Higher component costs combined with users opting for quality over price will see average selling prices for devices go up

Spending on PCs, ultramobiles and mobiles will increase by two per cent in 2017 to $600bn, according to analyst group Gartner.

It believes that average selling prices for computing devices will go up because of a combination of component price increases and because users increasingly value higher quality over low prices.

Spending on smartphones represents 67 per cent of the $600bn figure, according to Gartner, with end-user spending on mobiles on track to reach nearly $400bn in 2017 - an increase of 4.3 per cent from 2016.
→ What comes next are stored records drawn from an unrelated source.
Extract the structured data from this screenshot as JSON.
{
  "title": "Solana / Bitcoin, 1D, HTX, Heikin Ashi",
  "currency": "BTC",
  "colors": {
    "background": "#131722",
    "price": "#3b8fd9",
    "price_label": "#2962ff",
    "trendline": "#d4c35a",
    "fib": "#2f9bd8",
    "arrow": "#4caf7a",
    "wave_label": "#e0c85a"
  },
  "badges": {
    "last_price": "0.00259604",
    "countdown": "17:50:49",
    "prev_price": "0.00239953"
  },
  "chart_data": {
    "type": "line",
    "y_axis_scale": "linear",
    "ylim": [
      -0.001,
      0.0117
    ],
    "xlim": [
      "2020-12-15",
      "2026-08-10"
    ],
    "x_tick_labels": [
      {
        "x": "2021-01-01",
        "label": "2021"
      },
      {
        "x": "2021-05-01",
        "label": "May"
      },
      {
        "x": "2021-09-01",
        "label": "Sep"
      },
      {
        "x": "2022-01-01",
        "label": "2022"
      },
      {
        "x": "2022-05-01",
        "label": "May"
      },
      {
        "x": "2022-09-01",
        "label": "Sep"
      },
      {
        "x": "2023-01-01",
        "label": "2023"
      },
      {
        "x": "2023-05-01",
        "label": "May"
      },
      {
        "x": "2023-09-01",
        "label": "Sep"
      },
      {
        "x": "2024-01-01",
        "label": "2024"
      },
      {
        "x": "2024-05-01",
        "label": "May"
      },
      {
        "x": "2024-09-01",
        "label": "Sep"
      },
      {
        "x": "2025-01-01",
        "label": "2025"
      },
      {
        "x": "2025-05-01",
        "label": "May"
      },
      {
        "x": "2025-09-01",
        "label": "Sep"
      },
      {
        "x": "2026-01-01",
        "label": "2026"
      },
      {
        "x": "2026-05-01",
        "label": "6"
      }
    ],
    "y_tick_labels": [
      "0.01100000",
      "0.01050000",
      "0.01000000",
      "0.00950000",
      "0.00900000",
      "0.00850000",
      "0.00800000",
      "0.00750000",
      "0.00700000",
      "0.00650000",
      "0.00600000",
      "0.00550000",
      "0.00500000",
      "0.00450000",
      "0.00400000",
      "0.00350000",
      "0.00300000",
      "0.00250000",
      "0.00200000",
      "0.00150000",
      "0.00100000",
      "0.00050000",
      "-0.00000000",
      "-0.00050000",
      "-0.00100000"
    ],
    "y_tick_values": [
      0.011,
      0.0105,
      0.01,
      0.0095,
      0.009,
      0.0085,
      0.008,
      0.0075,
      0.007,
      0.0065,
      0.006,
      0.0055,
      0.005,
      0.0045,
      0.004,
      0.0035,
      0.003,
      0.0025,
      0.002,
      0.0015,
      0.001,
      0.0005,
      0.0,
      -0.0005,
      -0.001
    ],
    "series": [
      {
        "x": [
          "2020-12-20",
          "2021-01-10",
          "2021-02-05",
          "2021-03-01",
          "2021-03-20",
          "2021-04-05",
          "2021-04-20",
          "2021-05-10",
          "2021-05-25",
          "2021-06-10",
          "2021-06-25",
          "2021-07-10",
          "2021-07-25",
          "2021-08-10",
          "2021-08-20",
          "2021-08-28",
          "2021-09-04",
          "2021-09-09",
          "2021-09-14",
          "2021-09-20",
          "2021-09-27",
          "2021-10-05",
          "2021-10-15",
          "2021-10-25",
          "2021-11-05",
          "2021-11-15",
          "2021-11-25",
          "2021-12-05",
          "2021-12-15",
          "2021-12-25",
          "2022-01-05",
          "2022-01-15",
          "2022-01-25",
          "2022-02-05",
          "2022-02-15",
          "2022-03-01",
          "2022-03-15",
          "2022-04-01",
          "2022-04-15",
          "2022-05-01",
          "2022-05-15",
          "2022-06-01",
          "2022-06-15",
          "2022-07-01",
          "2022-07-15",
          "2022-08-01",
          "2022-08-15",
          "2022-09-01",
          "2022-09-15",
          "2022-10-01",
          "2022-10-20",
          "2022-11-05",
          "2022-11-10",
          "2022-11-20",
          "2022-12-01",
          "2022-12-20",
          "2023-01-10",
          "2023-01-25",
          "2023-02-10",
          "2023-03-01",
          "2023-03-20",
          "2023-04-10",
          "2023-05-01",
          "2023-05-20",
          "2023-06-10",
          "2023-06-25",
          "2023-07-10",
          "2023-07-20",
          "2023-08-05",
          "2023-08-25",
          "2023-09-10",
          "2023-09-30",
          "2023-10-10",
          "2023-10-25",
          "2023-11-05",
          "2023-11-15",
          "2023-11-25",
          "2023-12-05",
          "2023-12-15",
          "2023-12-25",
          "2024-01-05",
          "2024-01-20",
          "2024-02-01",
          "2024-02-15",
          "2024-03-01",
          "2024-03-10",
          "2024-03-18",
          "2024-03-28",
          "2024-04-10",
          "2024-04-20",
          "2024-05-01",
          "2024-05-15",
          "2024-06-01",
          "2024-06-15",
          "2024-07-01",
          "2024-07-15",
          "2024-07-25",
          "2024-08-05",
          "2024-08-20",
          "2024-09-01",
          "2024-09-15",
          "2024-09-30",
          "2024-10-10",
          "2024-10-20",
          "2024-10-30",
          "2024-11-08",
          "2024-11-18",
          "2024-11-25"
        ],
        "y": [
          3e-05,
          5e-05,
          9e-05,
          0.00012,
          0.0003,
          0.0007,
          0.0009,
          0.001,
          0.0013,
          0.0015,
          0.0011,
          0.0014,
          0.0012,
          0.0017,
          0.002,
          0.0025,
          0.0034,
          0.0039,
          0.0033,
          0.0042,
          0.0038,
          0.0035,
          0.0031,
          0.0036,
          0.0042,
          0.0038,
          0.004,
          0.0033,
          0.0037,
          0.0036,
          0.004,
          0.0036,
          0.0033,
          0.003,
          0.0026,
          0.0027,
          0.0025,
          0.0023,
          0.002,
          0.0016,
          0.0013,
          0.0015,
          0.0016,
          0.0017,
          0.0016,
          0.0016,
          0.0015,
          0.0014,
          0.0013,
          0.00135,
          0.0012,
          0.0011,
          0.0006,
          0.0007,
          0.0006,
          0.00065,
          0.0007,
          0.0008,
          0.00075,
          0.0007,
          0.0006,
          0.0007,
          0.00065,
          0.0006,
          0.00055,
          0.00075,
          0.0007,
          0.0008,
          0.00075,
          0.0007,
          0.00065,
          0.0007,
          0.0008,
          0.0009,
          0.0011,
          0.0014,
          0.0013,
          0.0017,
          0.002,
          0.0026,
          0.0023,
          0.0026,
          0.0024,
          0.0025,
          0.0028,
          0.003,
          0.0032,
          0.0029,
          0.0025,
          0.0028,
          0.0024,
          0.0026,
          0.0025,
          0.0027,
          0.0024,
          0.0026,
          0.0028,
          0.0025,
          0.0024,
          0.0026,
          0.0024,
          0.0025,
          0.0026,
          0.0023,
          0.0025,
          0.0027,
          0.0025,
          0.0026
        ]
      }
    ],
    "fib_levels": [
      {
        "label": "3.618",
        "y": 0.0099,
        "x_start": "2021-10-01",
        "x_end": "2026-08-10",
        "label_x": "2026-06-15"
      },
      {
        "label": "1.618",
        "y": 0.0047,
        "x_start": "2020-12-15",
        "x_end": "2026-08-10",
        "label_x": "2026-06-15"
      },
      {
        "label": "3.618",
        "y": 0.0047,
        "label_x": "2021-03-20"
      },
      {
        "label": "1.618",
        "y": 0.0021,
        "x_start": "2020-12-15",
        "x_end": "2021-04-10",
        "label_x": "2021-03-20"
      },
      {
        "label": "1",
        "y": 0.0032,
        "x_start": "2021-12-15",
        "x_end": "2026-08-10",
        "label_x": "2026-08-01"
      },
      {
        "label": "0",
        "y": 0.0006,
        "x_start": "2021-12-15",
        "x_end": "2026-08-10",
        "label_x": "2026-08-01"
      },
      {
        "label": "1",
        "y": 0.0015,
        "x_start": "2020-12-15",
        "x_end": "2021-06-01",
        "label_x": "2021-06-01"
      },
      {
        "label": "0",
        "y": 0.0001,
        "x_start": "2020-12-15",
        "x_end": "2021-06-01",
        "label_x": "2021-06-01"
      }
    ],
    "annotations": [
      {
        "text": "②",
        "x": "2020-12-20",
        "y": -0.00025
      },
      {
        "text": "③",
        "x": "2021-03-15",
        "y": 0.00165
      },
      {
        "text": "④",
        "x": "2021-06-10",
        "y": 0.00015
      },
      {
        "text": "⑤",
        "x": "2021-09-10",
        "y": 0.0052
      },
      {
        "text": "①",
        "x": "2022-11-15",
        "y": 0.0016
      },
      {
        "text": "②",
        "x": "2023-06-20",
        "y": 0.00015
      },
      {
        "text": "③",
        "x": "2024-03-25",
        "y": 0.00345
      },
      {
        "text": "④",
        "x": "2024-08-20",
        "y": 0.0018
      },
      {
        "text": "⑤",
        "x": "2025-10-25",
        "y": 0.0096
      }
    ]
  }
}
"[End users] are replacing their basic phones with better-quality and more feature-rich basic phones, due to improved product portfolios from rising vendors, such as Huawei and Oppo," said Annette Zimmermann, research vice president at Gartner.

She continued: "In emerging markets, the majority of users are upgrading to better basic phones as the leap to premium phones remains out of reach for most."

Gartner also believes that the high-end smartphone average selling price will continue to rise, following the announcement of the Samsung Galaxy 8 and the release of the tenth-anniversary Apple iPhone.

"We expect the premium-phone average selling price to increase by four per cent in North America in 2017," said Zimmerman.

Meanwhile, sales of PCs, notebooks and desktops remain flat with total units shipped this year expected to be 205 million, a decrease of 15 million from last year.

The average-selling prices of those devices will increase by 1.4 per cent in 2017 because of increasing component costs, particularly for DRAM.

"As a result, PC providers will increase the prices of PCs toward the end of the year. We expect the overall ASP for PCs to increase by 1.4 percent in current U.S. dollars," said Ranjit Atwal, research director at Gartner.

Gartner expects premium ultramobile devices, which include Intel x86 products running Windows 10 and the Apple MacBook Air, to ship 10 million more units in 2017 than 2016 - increasing from 50 million to 60 million.

However, other devices in the ultramobile category, such as the Apple iPad, iPad mini, Samsung Galaxy Tab S2, Amazon Fire HD, Lenovo Yoga Tab 3 and Acer Iconia One, are expected to see a decrease in shipments of eight million: from 169 million in 2016 to 161 million in 2017.